Mais que assíduo leitor das publicações de Turner, devo a ele o desenvolvimento do meu próprio trabalho sobre fé cristã e cultura pop, Cristianismo & Cultura Pop (Charpentier, 2020). Claro, ele não sabe, mas foi a minha primeira referência, inspiração diretamente indireta. Compartilho aqui o porquê precisamos de Engolidos Pela Cultura Pop.
À procura de perspectivas alternativas para a cultura pop
Desde que a cultura popular se tornou interesse da reflexão acadêmica - quando entrou na roda das pesquisas em comunicação, análises filosóficas, sociológicas e psicológicas, além de estudos da semiótica - multiplicaram-se teorias a respeito de seus recursos, práticas e ambientes. Na grande maioria, as ideias propostas não partem de uma visão cristã da realidade e da cultura. Embora elas sejam, cada uma com sua ênfase, elucidativas para qualquer um que pretende olhar cuidadosamente para o cenário cultural e sua pluralidade, fica faltando alguma coisa.

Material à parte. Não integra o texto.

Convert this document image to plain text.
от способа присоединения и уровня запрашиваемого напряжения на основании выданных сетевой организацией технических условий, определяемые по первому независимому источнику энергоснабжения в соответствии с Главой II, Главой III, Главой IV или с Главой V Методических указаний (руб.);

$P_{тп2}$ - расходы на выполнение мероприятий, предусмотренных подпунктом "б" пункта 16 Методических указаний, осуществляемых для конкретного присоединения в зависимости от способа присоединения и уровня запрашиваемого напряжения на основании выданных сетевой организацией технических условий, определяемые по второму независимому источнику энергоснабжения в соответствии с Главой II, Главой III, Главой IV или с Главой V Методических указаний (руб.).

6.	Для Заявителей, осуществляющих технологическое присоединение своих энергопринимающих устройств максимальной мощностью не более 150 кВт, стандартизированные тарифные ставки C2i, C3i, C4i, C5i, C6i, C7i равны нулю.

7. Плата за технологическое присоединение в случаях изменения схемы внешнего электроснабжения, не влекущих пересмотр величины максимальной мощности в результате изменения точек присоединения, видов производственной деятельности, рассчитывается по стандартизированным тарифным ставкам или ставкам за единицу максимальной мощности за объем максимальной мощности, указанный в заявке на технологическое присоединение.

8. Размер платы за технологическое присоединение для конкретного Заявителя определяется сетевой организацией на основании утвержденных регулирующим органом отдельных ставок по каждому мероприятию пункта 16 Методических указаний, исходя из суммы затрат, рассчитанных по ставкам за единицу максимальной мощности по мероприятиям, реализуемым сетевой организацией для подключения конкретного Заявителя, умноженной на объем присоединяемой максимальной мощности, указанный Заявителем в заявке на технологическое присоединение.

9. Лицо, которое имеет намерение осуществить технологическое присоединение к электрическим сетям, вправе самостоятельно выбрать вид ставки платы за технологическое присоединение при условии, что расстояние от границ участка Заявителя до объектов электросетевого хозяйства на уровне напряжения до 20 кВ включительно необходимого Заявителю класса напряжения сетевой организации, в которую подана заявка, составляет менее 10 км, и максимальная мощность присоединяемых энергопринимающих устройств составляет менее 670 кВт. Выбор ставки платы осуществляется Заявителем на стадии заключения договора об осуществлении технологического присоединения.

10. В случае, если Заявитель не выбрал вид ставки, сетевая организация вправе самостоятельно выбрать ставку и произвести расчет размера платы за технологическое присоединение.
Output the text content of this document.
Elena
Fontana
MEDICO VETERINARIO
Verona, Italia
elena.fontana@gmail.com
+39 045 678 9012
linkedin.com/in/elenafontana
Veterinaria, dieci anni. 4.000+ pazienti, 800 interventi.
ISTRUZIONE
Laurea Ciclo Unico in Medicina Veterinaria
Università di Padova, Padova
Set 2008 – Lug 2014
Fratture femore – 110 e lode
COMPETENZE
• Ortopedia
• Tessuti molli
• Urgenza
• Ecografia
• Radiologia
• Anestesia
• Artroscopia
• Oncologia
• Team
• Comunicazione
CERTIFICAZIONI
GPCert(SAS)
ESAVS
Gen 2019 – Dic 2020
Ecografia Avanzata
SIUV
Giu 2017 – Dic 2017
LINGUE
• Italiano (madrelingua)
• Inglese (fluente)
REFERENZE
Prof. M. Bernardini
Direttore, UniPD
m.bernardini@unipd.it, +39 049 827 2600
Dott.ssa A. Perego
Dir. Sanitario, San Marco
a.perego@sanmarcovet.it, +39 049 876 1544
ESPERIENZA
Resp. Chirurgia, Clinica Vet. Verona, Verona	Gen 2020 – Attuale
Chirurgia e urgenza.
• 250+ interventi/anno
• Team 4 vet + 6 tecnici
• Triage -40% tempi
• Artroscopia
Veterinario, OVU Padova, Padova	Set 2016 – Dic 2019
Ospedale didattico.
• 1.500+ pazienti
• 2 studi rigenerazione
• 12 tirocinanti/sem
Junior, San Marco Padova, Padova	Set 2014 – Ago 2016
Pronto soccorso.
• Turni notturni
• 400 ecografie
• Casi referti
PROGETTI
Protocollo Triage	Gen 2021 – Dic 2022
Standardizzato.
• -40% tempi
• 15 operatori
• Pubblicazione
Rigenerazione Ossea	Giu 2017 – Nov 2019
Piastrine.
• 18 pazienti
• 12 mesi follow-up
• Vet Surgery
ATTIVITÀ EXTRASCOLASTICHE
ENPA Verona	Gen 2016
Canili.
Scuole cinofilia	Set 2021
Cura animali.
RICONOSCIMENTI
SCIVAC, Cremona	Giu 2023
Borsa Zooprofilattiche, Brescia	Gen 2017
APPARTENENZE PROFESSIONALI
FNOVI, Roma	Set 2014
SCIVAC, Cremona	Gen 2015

O que é notável (devido a nossa herança cristã) é que nenhuma das escolas de referência em teoria cultural no Ocidente começa com uma visão bíblica da humanidade [...] Se os cristãos se envolvessem em tais áreas acadêmicas eles poderiam levantar questões que atualmente não estão sendo exploradas ou acrescentar um tom inquietante ao debate cultural. - Steve Turner (2013, p. 26)3
Turner prontamente sugere que o que falta para uma rica perspectiva cristã da cultura pop: é a atenção às espiritualidades “escondidas” na cultura popular, atenção que é educada biblicamente. Isso não significa que precisamos “amontoar” uma série de versículos desconectados na tentativa de explicar a cultura pop, mas que a grande narrativa da Bíblia deve servir como roteiro para nossa apreciação, crítica e produção cultural. Por isso Turner começa auxiliando a gente a entender as razões porque a cultura popular tem a ver com a fé cristã - passando pelos problemas de relação cristianismo-cultura, definindo a cultura à luz da bondade da criação, enfatizando o senhorio de Cristo sobre toda a vida e a influência da cultura pop nas cosmovisões. A participação cristã na cultura pop começa pela educação bíblica para a nossa apreciação cultural.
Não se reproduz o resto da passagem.